Sunday 9 October 2016

Thankfulness the imprimatur for fruitful giving

How often do we really think about giving thanks for the day or for life itself?  I would suggest that this is rare for most people as we tend to have a expectancy of the good coming to us in our lives.  This can be seen in the Gospel story from today and the tale of the lepers (Lk 17. 11-19).  Only one of the lepers returns to give thanks and here the turn in the story is seen as that one is a person outside of the religious / social structures of society.

In looking at the history of Australia it has been a place that is extraordinary lucky or rather blessed in some respects while perhaps holding true, even in 2016, to the original quote by Donald Horne.  In many respects no matter where we live we are also lucky or blessed by the fact that we are who we are, just as the country is.  In thinking about this and our life situation we concentrate often on the falls, the despairs, the bad times and are neglectful of the good times in our lives.  Ironically we often celebrate or perpetuate the story of our failures rather than the stories of our good times. The good and happy days are forgotten quickly and it is only the dark of a lifetime that is remembered or stands out in our memory.  The great things that come are way are often overlooked as we continue our lives with the understanding that this is what / how life is and should be.  This is when we are at our happiest, it is when we live life to the fullest, it is when we have life and this is when we forget as we want to believe that this is 'normal'.

In making the assumption that this is normal we appear to turn off our thankfulness.  Everything is going well so why do we need to give thanks?  It is only following times of trouble that we appear to need to say thank you for deliverance or thank you for getting to a new place as the trauma of the past is re-lived until it becomes substantive rather than the small part of daily life that it was.  The trauma tends to overtake our thinking and everything else is put on hold.  Past successes mean nothing and become dreams of the past.  Something that is recalled as myth or as a story of the 'Golden years' forgetting the heartache and the trauma that was experienced to get to that golden moment when everything seemed right.  Moments that are vividly recalled in the stress of our present trauma to call us into the dreams of the past rather than into the possibilities of tomorrow.

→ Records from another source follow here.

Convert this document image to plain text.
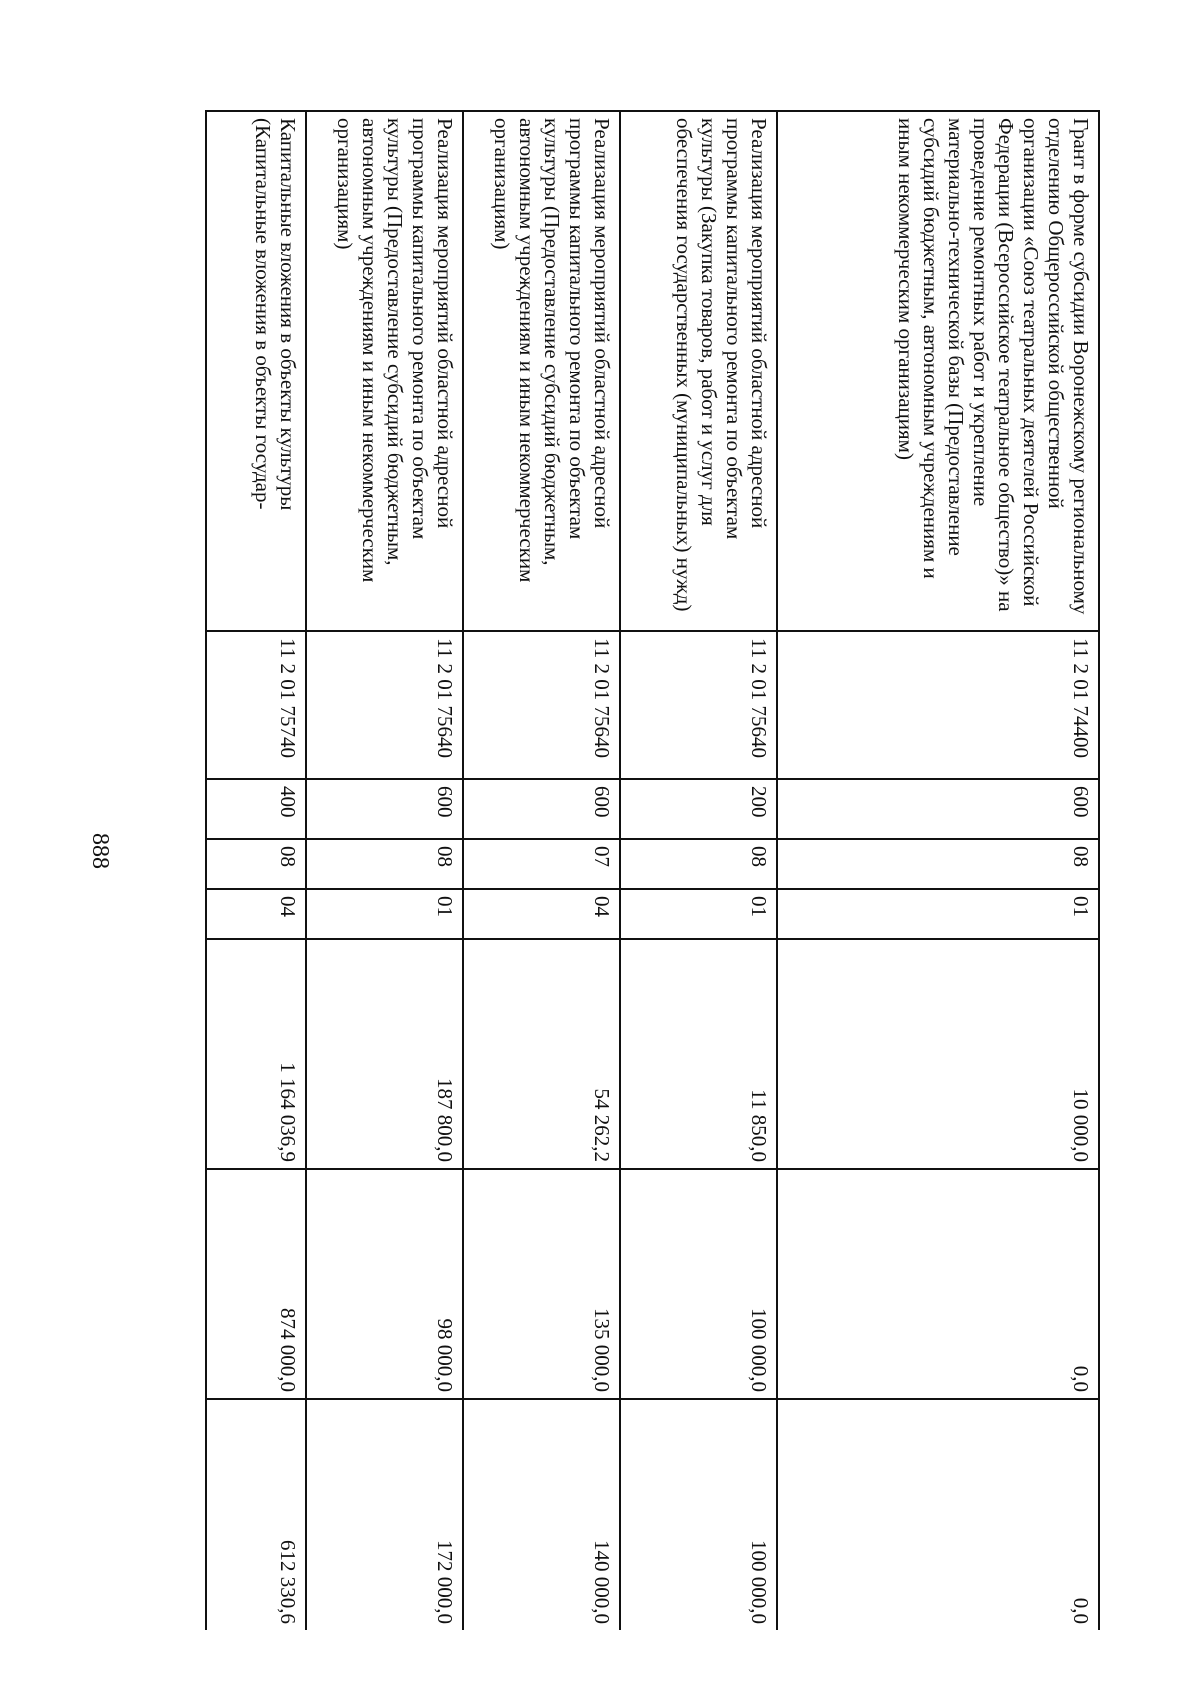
888
Грант в форме субсидии Воронежскому региональному отделению Общероссийской общественной организации «Союз театральных деятелей Российской Федерации (Всероссийское театральное общество)» на проведение ремонтных работ и укрепление материально-технической базы (Предоставление субсидий бюджетным, автономным учреждениям и иным некоммерческим организациям)	11 2 01 74400	600	08	01	10 000,0	0,0	0,0
Реализация мероприятий областной адресной программы капитального ремонта по объектам культуры (Закупка товаров, работ и услуг для обеспечения государственных (муниципальных) нужд)	11 2 01 75640	200	08	01	11 850,0	100 000,0	100 000,0
Реализация мероприятий областной адресной программы капитального ремонта по объектам культуры (Предоставление субсидий бюджетным, автономным учреждениям и иным некоммерческим организациям)	11 2 01 75640	600	07	04	54 262,2	135 000,0	140 000,0
Реализация мероприятий областной адресной программы капитального ремонта по объектам культуры (Предоставление субсидий бюджетным, автономным учреждениям и иным некоммерческим организациям)	11 2 01 75640	600	08	01	187 800,0	98 000,0	172 000,0
Капитальные вложения в объекты культуры (Капитальные вложения в объекты государ-	11 2 01 75740	400	08	04	1 164 036,9	874 000,0	612 330,6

It is with a thankful heart we give of ourselves generously

One of the early theologians and Church Fathers, Ambrose of Milan, wrote relating Genesis 1.21a to our own situation in the world.  We are made to swim within the environment of the world, life's up and downs, the good times and the horrific but we only do so as we accept that we are created for this world and to be in relationship with each part of it including our fellow creatures.  In doing so we swim through the troughs and rise high on the crests of life as storms come and go.  We do this in thankfulness rather than in a fugue state of complete despair and loss as if we are forever trapped within the troughs rather than seeking the voice that calls us into the heights and peaks if we were only to abandon ourselves to the call.

In returning to a state of thankfulness we re-energise our lives.  We are able to reinvent what we give of our lives and our selves over to God's call.  In a state of gratefulness we are able to abandon our pre-conceived needs, those things that hold us back from our giving of ourselves.  Those things we hoard to ourselves, just in case, of that which never materialises in our own lives.  A hoard that goes nowhere, does nothing that in the end becomes no more than  memories and trinkets squandered here and there for our own self - gratification.  The transcendence of God's call that we give thanks for enables our hearts to re-envisage our neighbours.  To reach out in love and transform the lives that we come into contact with in our daily lives.